Whether you’re living up nostalgia for the pre-GPS era and need the exact time to use your sextant or racing at the cutting edge and need a precise, intuitive tracker for the starting sequence, you’ve got many options to choose from. Here’s a look at a few of the marine watches available and some features you should consider when investing in your own.
When sailing, there’s a lot of data to process—speed, depth, temperature, wind. You could park yourself behind the helm and keep your eyes glued to the controls, but let’s be honest, you miss out on the beauty of the sea when you’re too focused on your tech. The Quatix 6X Solar Smartwatch from Garmin solves this problem by bringing all that data, plus autopilot control, charts and more, right to your wrist ($700-1,150, garmin.com).
It pairs with Garmin chartplotters and comes preloaded with apps for boating, tides, Fusion-Link, anchoring and fishing. BlueChart g3 coastal charts and LakeVü g3 inland maps are optional add ons. For racers, the distance to the start line, a race countdown timer and tack assist features are other essentials. Topping up its power between charges with an integrated solar panel, the watch can last up to a month in smartwatch mode. The screen measures 35mm across, and the watch is water-resistant to 100 meters. It’s available with either a navy silicone or titanium band that will fit right in in any professional setting. Absolutely packed with yachting-specific details, the Quatix 6X Solar Smartwatch does not come cheap. However, it will allow you to step up your onboard connectivity to a whole new level.
By contrast, for dinghy racing, you won’t need all those features, and monitoring starting sequences is probably the most important function of your watch. Moreover, fussing with a complicated piece of tech isn’t an option in the chaos of the starting line or while keeping your boat upright in heavy weather. With this in mind, Ronstan’s ClearStart collection takes the stress level down a notch with pre-programmed start sequence modes and a resynchronization feature that allows you to catch up if you miss a signal ($80-100, ronstan.us). Oversized digits make the watches easy to read. Large buttons ensure ease of use, even with full-finger gloves on. The watches come in three colors: red, blue and black.

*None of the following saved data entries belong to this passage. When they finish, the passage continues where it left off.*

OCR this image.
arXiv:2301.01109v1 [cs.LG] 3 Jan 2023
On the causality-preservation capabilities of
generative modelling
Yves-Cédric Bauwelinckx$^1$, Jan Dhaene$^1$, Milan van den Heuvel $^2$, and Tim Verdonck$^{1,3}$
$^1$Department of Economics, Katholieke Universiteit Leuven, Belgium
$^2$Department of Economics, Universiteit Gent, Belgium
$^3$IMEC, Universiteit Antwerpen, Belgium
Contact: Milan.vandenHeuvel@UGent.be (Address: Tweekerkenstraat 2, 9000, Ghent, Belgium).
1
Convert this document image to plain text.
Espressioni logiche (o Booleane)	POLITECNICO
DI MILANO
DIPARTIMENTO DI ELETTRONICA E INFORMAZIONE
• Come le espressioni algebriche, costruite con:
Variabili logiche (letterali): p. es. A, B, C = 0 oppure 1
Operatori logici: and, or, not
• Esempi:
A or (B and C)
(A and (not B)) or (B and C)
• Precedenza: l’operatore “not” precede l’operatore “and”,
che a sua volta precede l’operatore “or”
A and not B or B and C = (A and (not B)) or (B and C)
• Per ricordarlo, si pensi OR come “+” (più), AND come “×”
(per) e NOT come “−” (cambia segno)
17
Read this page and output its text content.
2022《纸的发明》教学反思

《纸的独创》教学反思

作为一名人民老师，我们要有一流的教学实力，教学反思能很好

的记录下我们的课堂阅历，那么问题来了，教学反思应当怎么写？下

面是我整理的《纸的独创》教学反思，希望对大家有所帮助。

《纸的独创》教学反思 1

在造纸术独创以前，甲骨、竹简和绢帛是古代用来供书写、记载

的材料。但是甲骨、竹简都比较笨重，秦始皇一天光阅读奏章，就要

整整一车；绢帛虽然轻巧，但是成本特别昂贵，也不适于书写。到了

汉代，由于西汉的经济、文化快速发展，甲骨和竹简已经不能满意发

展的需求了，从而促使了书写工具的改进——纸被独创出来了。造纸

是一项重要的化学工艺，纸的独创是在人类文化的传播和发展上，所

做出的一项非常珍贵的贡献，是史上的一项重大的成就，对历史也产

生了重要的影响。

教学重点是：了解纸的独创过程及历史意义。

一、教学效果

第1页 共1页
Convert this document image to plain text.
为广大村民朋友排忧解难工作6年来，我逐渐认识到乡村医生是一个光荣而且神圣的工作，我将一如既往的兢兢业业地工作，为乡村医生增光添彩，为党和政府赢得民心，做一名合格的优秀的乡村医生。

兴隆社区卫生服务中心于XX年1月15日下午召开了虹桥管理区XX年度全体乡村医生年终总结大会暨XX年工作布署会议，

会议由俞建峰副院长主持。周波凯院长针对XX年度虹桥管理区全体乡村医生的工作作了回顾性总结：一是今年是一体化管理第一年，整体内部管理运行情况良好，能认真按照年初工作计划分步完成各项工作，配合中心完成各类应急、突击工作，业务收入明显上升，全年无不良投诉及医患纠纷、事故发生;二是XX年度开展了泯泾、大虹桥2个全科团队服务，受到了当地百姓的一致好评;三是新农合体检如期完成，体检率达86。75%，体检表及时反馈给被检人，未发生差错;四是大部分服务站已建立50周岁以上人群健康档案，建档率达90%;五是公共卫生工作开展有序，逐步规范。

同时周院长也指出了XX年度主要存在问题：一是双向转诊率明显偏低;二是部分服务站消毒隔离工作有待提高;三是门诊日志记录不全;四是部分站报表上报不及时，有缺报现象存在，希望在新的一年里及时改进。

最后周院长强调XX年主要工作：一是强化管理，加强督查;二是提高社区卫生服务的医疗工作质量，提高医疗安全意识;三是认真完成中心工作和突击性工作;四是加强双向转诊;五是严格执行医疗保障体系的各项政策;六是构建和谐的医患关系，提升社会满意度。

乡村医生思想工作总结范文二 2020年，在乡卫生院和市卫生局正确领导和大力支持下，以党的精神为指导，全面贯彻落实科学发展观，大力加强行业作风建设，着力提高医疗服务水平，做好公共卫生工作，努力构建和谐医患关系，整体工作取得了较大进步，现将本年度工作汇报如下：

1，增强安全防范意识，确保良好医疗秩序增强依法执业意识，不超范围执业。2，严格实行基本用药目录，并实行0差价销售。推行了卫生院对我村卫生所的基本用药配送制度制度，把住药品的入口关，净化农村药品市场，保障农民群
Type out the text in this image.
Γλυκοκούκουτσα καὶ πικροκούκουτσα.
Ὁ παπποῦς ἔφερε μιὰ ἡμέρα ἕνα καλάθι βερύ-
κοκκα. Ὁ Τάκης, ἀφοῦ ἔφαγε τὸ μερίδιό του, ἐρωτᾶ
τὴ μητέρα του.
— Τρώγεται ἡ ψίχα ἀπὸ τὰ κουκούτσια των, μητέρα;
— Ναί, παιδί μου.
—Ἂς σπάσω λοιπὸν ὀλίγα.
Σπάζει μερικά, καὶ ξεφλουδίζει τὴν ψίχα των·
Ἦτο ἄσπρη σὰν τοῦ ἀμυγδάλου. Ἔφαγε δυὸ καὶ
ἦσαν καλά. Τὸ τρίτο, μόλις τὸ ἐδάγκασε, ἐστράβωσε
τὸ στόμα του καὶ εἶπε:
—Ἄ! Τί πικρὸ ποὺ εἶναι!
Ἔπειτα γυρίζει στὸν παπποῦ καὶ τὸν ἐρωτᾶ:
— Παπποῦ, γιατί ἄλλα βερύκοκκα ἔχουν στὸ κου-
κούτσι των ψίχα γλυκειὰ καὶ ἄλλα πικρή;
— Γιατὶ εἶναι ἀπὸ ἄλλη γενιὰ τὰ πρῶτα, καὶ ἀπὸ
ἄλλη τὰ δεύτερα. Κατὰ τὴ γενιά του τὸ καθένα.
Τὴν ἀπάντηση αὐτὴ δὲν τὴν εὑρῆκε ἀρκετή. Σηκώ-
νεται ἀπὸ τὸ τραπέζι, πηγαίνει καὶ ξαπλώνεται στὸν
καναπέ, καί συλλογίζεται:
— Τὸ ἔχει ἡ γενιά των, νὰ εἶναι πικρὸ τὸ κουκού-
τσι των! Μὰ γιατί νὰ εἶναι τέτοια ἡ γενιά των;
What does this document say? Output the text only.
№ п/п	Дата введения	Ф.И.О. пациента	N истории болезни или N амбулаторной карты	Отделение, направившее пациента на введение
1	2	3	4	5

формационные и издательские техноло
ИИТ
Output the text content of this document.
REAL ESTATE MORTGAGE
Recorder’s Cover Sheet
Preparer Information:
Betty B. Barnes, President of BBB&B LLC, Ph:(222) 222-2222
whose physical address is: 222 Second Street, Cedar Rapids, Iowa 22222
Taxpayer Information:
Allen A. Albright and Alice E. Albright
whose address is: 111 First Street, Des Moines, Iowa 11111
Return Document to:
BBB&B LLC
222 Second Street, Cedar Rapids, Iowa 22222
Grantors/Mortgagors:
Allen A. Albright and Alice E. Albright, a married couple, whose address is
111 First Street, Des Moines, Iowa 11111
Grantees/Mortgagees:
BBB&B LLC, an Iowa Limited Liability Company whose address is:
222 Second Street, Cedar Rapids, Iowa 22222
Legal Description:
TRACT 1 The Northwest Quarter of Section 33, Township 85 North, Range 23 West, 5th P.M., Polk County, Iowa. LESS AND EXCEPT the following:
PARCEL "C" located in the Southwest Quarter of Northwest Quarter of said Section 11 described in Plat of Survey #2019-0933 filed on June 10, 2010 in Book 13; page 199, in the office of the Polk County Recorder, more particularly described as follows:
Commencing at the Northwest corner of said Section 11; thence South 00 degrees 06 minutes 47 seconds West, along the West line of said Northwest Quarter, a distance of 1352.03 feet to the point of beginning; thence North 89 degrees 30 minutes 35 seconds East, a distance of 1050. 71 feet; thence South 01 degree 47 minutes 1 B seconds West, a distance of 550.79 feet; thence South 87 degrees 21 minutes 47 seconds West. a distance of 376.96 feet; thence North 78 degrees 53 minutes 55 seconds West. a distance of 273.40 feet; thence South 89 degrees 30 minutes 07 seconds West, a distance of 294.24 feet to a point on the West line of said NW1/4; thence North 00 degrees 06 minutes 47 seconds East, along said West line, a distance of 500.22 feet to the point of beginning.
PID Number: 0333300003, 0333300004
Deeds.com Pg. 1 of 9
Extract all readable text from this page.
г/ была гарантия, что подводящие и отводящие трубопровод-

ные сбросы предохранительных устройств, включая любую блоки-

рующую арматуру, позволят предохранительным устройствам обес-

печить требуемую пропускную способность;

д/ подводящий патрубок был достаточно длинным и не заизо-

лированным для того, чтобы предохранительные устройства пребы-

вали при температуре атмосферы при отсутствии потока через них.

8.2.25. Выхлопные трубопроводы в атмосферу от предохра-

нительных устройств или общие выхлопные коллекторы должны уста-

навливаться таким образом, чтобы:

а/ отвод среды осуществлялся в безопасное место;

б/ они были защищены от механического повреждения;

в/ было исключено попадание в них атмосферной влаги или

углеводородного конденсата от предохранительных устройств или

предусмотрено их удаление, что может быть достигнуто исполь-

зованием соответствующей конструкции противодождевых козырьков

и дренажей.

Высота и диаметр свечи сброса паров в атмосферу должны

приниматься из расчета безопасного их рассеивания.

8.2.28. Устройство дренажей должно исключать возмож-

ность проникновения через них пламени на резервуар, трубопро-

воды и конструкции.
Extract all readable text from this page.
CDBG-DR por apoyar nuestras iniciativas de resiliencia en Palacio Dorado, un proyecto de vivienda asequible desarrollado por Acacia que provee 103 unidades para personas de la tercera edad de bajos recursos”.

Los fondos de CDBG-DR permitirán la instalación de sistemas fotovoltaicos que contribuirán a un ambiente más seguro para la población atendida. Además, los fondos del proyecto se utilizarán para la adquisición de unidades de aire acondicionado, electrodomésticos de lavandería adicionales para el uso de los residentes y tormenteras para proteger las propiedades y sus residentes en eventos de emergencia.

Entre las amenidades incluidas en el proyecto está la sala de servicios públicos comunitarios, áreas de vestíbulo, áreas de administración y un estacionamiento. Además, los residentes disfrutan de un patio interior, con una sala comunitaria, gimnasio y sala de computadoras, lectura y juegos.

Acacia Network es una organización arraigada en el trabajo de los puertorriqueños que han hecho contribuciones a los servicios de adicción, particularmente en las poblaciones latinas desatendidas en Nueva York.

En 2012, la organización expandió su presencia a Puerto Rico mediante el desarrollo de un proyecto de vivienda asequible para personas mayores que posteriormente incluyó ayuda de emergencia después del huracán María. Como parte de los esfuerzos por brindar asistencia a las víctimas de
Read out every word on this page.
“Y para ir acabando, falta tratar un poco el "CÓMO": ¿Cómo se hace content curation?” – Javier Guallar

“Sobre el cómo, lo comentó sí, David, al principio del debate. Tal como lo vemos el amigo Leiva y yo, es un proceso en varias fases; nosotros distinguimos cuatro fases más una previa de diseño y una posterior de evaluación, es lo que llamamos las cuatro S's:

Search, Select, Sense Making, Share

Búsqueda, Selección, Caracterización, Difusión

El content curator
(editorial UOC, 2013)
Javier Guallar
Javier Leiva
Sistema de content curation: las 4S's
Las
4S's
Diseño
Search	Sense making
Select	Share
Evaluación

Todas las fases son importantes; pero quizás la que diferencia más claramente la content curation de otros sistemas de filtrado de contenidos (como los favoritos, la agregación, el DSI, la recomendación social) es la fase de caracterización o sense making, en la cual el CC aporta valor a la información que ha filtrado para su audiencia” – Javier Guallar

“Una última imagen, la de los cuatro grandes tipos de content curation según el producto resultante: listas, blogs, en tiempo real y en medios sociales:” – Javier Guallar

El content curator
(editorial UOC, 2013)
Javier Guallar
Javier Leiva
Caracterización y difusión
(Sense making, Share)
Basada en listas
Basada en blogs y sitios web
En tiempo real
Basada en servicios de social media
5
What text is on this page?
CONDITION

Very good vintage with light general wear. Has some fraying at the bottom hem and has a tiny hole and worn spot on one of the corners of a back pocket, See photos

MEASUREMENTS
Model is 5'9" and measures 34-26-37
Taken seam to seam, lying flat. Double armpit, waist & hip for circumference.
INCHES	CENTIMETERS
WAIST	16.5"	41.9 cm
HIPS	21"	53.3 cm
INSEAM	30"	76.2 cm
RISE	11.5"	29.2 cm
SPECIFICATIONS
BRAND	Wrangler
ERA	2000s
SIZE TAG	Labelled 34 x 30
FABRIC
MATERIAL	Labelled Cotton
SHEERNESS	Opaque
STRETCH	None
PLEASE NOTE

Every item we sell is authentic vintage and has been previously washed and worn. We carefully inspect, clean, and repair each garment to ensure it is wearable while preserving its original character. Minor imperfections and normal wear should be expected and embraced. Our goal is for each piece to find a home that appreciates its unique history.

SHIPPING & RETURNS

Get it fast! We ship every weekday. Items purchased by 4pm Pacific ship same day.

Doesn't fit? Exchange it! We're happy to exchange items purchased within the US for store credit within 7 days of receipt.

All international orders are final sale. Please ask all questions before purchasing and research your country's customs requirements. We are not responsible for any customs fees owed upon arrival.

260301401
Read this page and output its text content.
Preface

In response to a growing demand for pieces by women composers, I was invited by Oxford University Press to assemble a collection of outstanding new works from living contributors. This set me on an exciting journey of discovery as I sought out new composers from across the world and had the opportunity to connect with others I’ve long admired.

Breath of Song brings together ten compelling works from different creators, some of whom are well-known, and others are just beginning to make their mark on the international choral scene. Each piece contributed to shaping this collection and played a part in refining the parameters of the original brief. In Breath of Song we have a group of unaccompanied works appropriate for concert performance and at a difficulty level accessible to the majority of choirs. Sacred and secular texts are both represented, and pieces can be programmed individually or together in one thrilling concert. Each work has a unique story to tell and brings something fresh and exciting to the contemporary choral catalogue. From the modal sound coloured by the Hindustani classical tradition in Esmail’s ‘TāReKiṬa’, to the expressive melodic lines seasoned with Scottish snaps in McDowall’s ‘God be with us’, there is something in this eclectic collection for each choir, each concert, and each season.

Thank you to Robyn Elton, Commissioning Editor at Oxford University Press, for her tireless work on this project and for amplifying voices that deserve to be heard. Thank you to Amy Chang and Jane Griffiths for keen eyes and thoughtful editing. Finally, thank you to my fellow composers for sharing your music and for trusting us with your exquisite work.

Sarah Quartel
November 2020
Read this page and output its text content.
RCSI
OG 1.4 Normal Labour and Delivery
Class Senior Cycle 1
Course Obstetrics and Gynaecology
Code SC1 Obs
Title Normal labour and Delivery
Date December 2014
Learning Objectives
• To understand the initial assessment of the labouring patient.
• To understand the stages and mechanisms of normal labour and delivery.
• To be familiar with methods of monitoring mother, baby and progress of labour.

Another excellent option for small-boat sailors is Gill’s Regatta Race Timer ($110, gillmarine.com). In addition to such racing must-haves as a stopwatch and countdown timer, the watch is rugged and water-resistant up to 50 meters with shock and impact resistance built into the design, making it an especially great pick for young sailors. The display also has an electro luminescent backlight and large, easy-to-see digits.
Finally, consider giving back to the ocean as part of your watch purchase with the latest generation of the Time for Oceans collection from Triwa ($149, triwa.com). This Swedish company’s Time for Change program has an impressive record of finding ways to make watches out of recycled materials for a cause—its Time for Peace project, for example, turns illegal weapons into watches—and now the company has turned its sights on plastic debris in the oceans. The first production run of this watch turned the equivalent of 20,000 plastic bottles into 10,000 watches in a year, and the company is now launching a dive watch made completely out of ocean plastic. The watch comes in three different colors: deep blue, octopus black and Nemo orange.